What is the broader meaning?
This work reshapes hallucinations into predictable outcomes of training objectives and assessing misalignment, rather than inexplicable quirks. The survey results highlight:
- Expected inevitability: Hallucinations are parallel to misclassification errors in supervised learning.
- Reinforcement after training: Binary hierarchical scheme incentivizes guess.
- Evaluation reform: Adjusting mainstream benchmarks to reward uncertainty can re-adjust incentives and increase trust.
By connecting hallucinations with established learning theories, the study reveals its origins and proposes practical mitigation strategies for shifting responsibility from model architecture to evaluation design.
Check Paper and technical details are here.

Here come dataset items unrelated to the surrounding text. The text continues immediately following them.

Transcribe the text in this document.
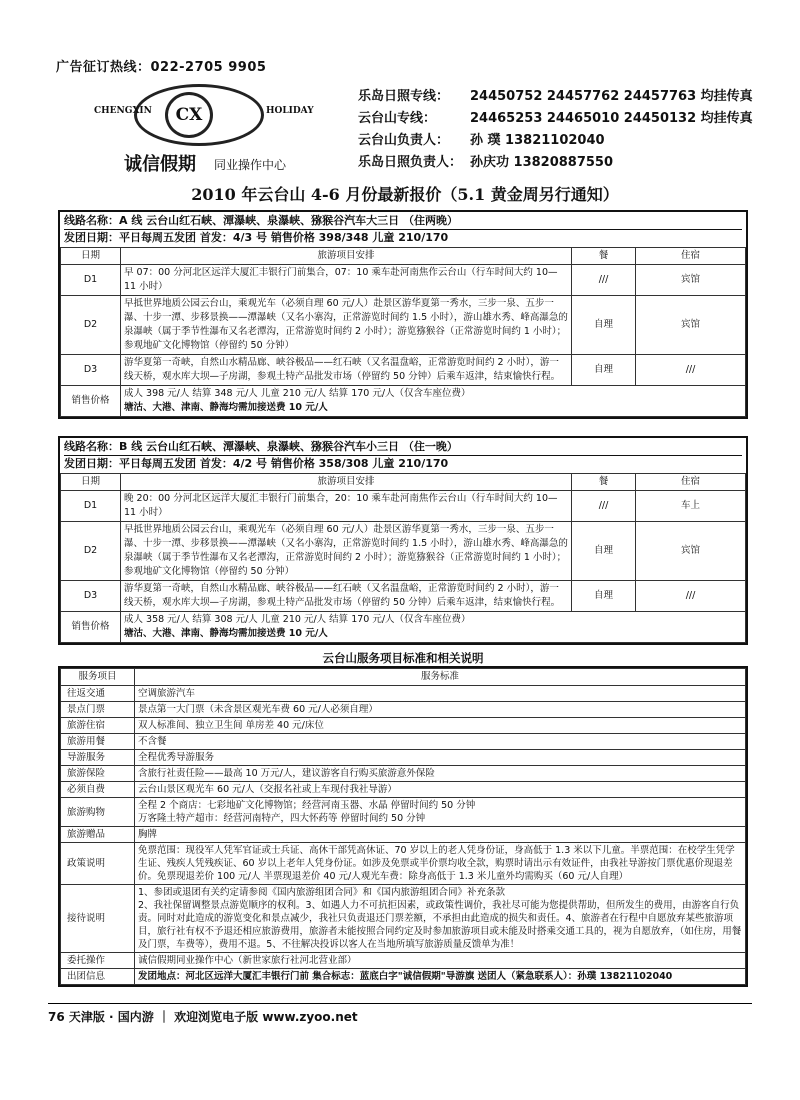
广告征订热线：022-2705 9905
CX
CHENGXIN	HOLIDAY
诚信假期 同业操作中心
乐岛日照专线： 24450752 24457762 24457763 均挂传真
云台山专线：	24465253 24465010 24450132 均挂传真
云台山负责人： 孙 璞 13821102040
乐岛日照负责人： 孙庆功 13820887550
2010 年云台山 4-6 月份最新报价（5.1 黄金周另行通知）
线路名称：A 线 云台山红石峡、潭瀑峡、泉瀑峡、猕猴谷汽车大三日 （住两晚）
发团日期：平日每周五发团 首发：4/3 号 销售价格 398/348 儿童 210/170
日期	旅游项目安排	餐	住宿
D1	早 07：00 分河北区远洋大厦汇丰银行门前集合，07：10 乘车赴河南焦作云台山（行车时间大约 10—11 小时）	///	宾馆
D2	早抵世界地质公园云台山，乘观光车（必须自理 60 元/人）赴景区游华夏第一秀水，三步一泉、五步一瀑、十步一潭、步移景换——潭瀑峡（又名小寨沟，正常游览时间约 1.5 小时），游山雄水秀、峰高瀑急的泉瀑峡（属于季节性瀑布又名老潭沟，正常游览时间约 2 小时）；游览猕猴谷（正常游览时间约 1 小时）；参观地矿文化博物馆（停留约 50 分钟）	自理	宾馆
D3	游华夏第一奇峡，自然山水精品廊、峡谷极品——红石峡（又名温盘峪，正常游览时间约 2 小时），游一线天桥，观水库大坝—子房湖，参观土特产品批发市场（停留约 50 分钟）后乘车返津，结束愉快行程。	自理	///
销售价格	成人 398 元/人 结算 348 元/人 儿童 210 元/人 结算 170 元/人（仅含车座位费）
塘沽、大港、津南、静海均需加接送费 10 元/人		
线路名称：B 线 云台山红石峡、潭瀑峡、泉瀑峡、猕猴谷汽车小三日 （住一晚）
发团日期：平日每周五发团 首发：4/2 号 销售价格 358/308 儿童 210/170
日期	旅游项目安排	餐	住宿
D1	晚 20：00 分河北区远洋大厦汇丰银行门前集合，20：10 乘车赴河南焦作云台山（行车时间大约 10—11 小时）	///	车上
D2	早抵世界地质公园云台山，乘观光车（必须自理 60 元/人）赴景区游华夏第一秀水，三步一泉、五步一瀑、十步一潭、步移景换——潭瀑峡（又名小寨沟，正常游览时间约 1.5 小时），游山雄水秀、峰高瀑急的泉瀑峡（属于季节性瀑布又名老潭沟，正常游览时间约 2 小时）；游览猕猴谷（正常游览时间约 1 小时）；参观地矿文化博物馆（停留约 50 分钟）	自理	宾馆
D3	游华夏第一奇峡，自然山水精品廊、峡谷极品——红石峡（又名温盘峪，正常游览时间约 2 小时），游一线天桥，观水库大坝—子房湖，参观土特产品批发市场（停留约 50 分钟）后乘车返津，结束愉快行程。	自理	///
销售价格	成人 358 元/人 结算 308 元/人 儿童 210 元/人 结算 170 元/人（仅含车座位费）
塘沽、大港、津南、静海均需加接送费 10 元/人		
云台山服务项目标准和相关说明
服务项目	服务标准
往返交通	空调旅游汽车
景点门票	景点第一大门票（未含景区观光车费 60 元/人必须自理）
旅游住宿	双人标准间、独立卫生间 单房差 40 元/床位
旅游用餐	不含餐
导游服务	全程优秀导游服务
旅游保险	含旅行社责任险——最高 10 万元/人，建议游客自行购买旅游意外保险
必须自费	云台山景区观光车 60 元/人（交报名社或上车现付我社导游）
旅游购物	全程 2 个商店：七彩地矿文化博物馆；经营河南玉器、水晶 停留时间约 50 分钟
万客隆土特产超市：经营河南特产，四大怀药等 停留时间约 50 分钟
旅游赠品	胸牌
政策说明	免票范围：现役军人凭军官证或士兵证、高休干部凭高休证、70 岁以上的老人凭身份证，身高低于 1.3 米以下儿童。半票范围：在校学生凭学生证、残疾人凭残疾证、60 岁以上老年人凭身份证。如涉及免票或半价票均收全款，购票时请出示有效证件，由我社导游按门票优惠价现退差价。免票现退差价 100 元/人 半票现退差价 40 元/人观光车费：除身高低于 1.3 米儿童外均需购买（60 元/人自理）
接待说明	1、参团或退团有关约定请参阅《国内旅游组团合同》和《国内旅游组团合同》补充条款
2、我社保留调整景点游览顺序的权利。3、如遇人力不可抗拒因素，或政策性调价，我社尽可能为您提供帮助，但所发生的费用，由游客自行负责。同时对此造成的游览变化和景点减少，我社只负责退还门票差额，不承担由此造成的损失和责任。4、旅游者在行程中自愿放弃某些旅游项目，旅行社有权不予退还相应旅游费用，旅游者未能按照合同约定及时参加旅游项目或未能及时搭乘交通工具的，视为自愿放弃，（如住房，用餐及门票，车费等），费用不退。5、不往解决投诉以客人在当地所填写旅游质量反馈单为准！
委托操作	诚信假期同业操作中心（新世家旅行社河北营业部）
出团信息	发团地点：河北区远洋大厦汇丰银行门前 集合标志：蓝底白字"诚信假期"导游旗 送团人（紧急联系人）：孙璞 13821102040
76 天津版 · 国内游 ｜ 欢迎浏览电子版 www.zyoo.net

Check out ours anytime Tutorials, codes and notebooks for github pages. Also, please stay tuned for us twitter And don’t forget to join us 100K+ ml reddit And subscribe Our newsletter.

Asif Razzaq is CEO of Marktechpost Media Inc. As a visionary entrepreneur and engineer, ASIF is committed to harnessing the potential of artificial intelligence to achieve social benefits. His recent effort is to launch Marktechpost, an artificial intelligence media platform that has an in-depth coverage of machine learning and deep learning news that can sound both technically, both through technical voices and be understood by a wide audience. The platform has over 2 million views per month, demonstrating its popularity among its audience.